It might not be very good at maintaining a pregnancy but today I’m feeling very proud of my body and sorry for all the times I have cursed it for being too chunky or pasty-white. Today it carried me around my first ever triathlon and finished it in under 2 hours! The bike course was very hilly but despite being my worst of the three disciplines, I was still able to catch and overtake people on the climbs and still had strength in my legs for the run.
I had wanted to take part in a triathlon with my husband last week but when the entries opened at the end of last year I was pregnant and by the time the miscarriage happened the event was full. Thankfully I was able to get a last minute place for today’s event and having been helping the boy with his training I wasn’t too out of shape so it only took a few more runs and a long cycle last weekend to prepare.

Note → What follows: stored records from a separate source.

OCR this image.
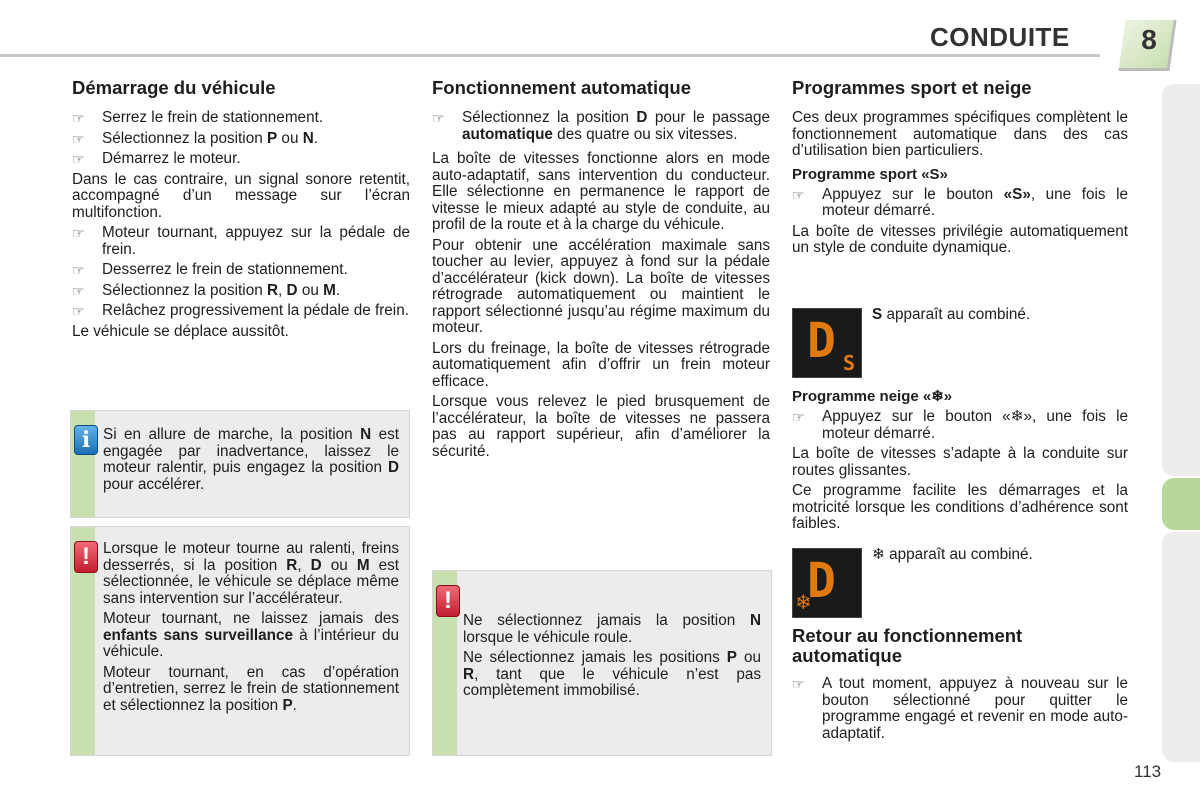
CONDUITE	8
Démarrage du véhicule
☞ Serrez le frein de stationnement.
☞ Sélectionnez la position P ou N.
☞ Démarrez le moteur.

Dans le cas contraire, un signal sonore retentit, accompagné d’un message sur l’écran multifonction.

☞ Moteur tournant, appuyez sur la pédale de frein.
☞ Desserrez le frein de stationnement.
☞ Sélectionnez la position R, D ou M.
☞ Relâchez progressivement la pédale de frein.

Le véhicule se déplace aussitôt.

i Si en allure de marche, la position N est engagée par inadvertance, laissez le moteur ralentir, puis engagez la position D pour accélérer.

! Lorsque le moteur tourne au ralenti, freins desserrés, si la position R, D ou M est sélectionnée, le véhicule se déplace même sans intervention sur l’accélérateur.

Moteur tournant, ne laissez jamais des enfants sans surveillance à l’intérieur du véhicule.

Moteur tournant, en cas d’opération d’entretien, serrez le frein de stationnement et sélectionnez la position P.

Fonctionnement automatique
☞ Sélectionnez la position D pour le passage automatique des quatre ou six vitesses.

La boîte de vitesses fonctionne alors en mode auto-adaptatif, sans intervention du conducteur. Elle sélectionne en permanence le rapport de vitesse le mieux adapté au style de conduite, au profil de la route et à la charge du véhicule.

Pour obtenir une accélération maximale sans toucher au levier, appuyez à fond sur la pédale d’accélérateur (kick down). La boîte de vitesses rétrograde automatiquement ou maintient le rapport sélectionné jusqu’au régime maximum du moteur.

Lors du freinage, la boîte de vitesses rétrograde automatiquement afin d’offrir un frein moteur efficace.

Lorsque vous relevez le pied brusquement de l’accélérateur, la boîte de vitesses ne passera pas au rapport supérieur, afin d’améliorer la sécurité.

!

Ne sélectionnez jamais la position N lorsque le véhicule roule.

Ne sélectionnez jamais les positions P ou R, tant que le véhicule n’est pas complètement immobilisé.

Programmes sport et neige

Ces deux programmes spécifiques complètent le fonctionnement automatique dans des cas d’utilisation bien particuliers.

Programme sport «S»
☞ Appuyez sur le bouton «S», une fois le moteur démarré.

La boîte de vitesses privilégie automatiquement un style de conduite dynamique.

D S

S apparaît au combiné.

Programme neige «❄»
☞ Appuyez sur le bouton «❄», une fois le moteur démarré.

La boîte de vitesses s’adapte à la conduite sur routes glissantes.

Ce programme facilite les démarrages et la motricité lorsque les conditions d’adhérence sont faibles.

D
❄

❄ apparaît au combiné.

Retour au fonctionnement automatique
☞ A tout moment, appuyez à nouveau sur le bouton sélectionné pour quitter le programme engagé et revenir en mode auto-adaptatif.
113
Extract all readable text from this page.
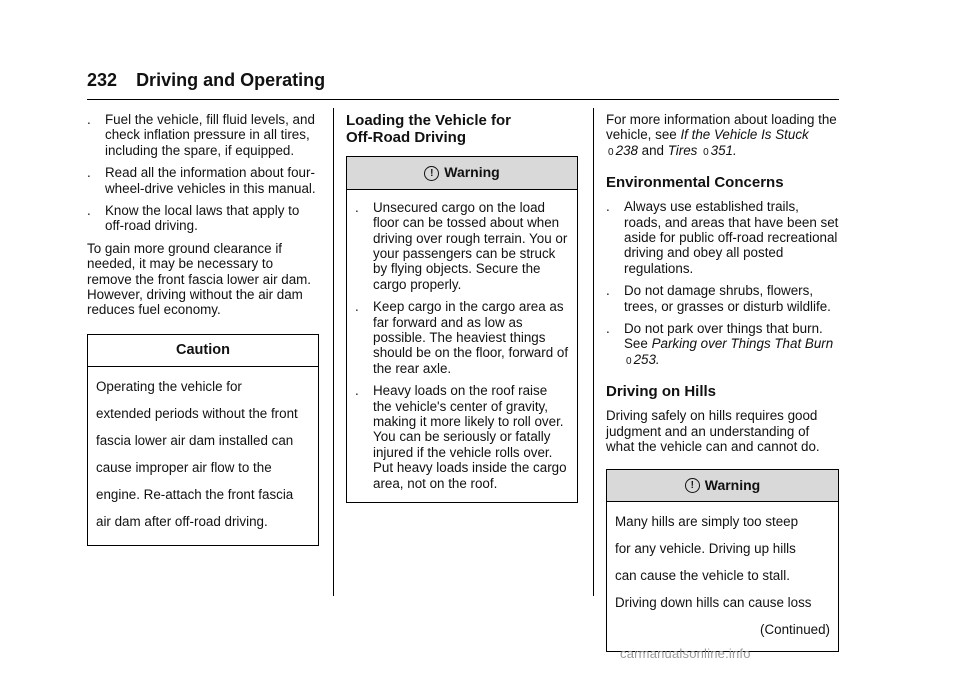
232 Driving and Operating
. Fuel the vehicle, fill fluid levels, and check inflation pressure in all tires, including the spare, if equipped.
. Read all the information about four-wheel-drive vehicles in this manual.
. Know the local laws that apply to off-road driving.

To gain more ground clearance if needed, it may be necessary to remove the front fascia lower air dam. However, driving without the air dam reduces fuel economy.

Caution

Operating the vehicle for

extended periods without the front

fascia lower air dam installed can

cause improper air flow to the

engine. Re-attach the front fascia

air dam after off-road driving.

Loading the Vehicle for Off-Road Driving
! Warning
. Unsecured cargo on the load floor can be tossed about when driving over rough terrain. You or your passengers can be struck by flying objects. Secure the cargo properly.
. Keep cargo in the cargo area as far forward and as low as possible. The heaviest things should be on the floor, forward of the rear axle.
. Heavy loads on the roof raise the vehicle's center of gravity, making it more likely to roll over. You can be seriously or fatally injured if the vehicle rolls over. Put heavy loads inside the cargo area, not on the roof.

For more information about loading the vehicle, see If the Vehicle Is Stuck 0 238 and Tires 0 351.

Environmental Concerns
. Always use established trails, roads, and areas that have been set aside for public off-road recreational driving and obey all posted regulations.
. Do not damage shrubs, flowers, trees, or grasses or disturb wildlife.
. Do not park over things that burn. See Parking over Things That Burn 0 253.
Driving on Hills

Driving safely on hills requires good judgment and an understanding of what the vehicle can and cannot do.

! Warning

Many hills are simply too steep

for any vehicle. Driving up hills

can cause the vehicle to stall.

Driving down hills can cause loss

(Continued)

carmanualsonline.info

With regard to TTC, there isn’t much to report. We’re currently mid-cycle. I ovulated on Saturday and we’ve been following the ‘sperm meets egg plan’ so I have been feeling less stressed about trying to work out how often we should be having sex. I was a little worried that today’s exercise could affect the outcome of this cycle but I feel like I can’t keep putting my life on hold and avoiding everything I want to do. Whether this cycle is successful or not, today was a good day and I have a new found respect for my body. It might not look like a model and might not be a baby making machine but it is stronger than I had given it credit for.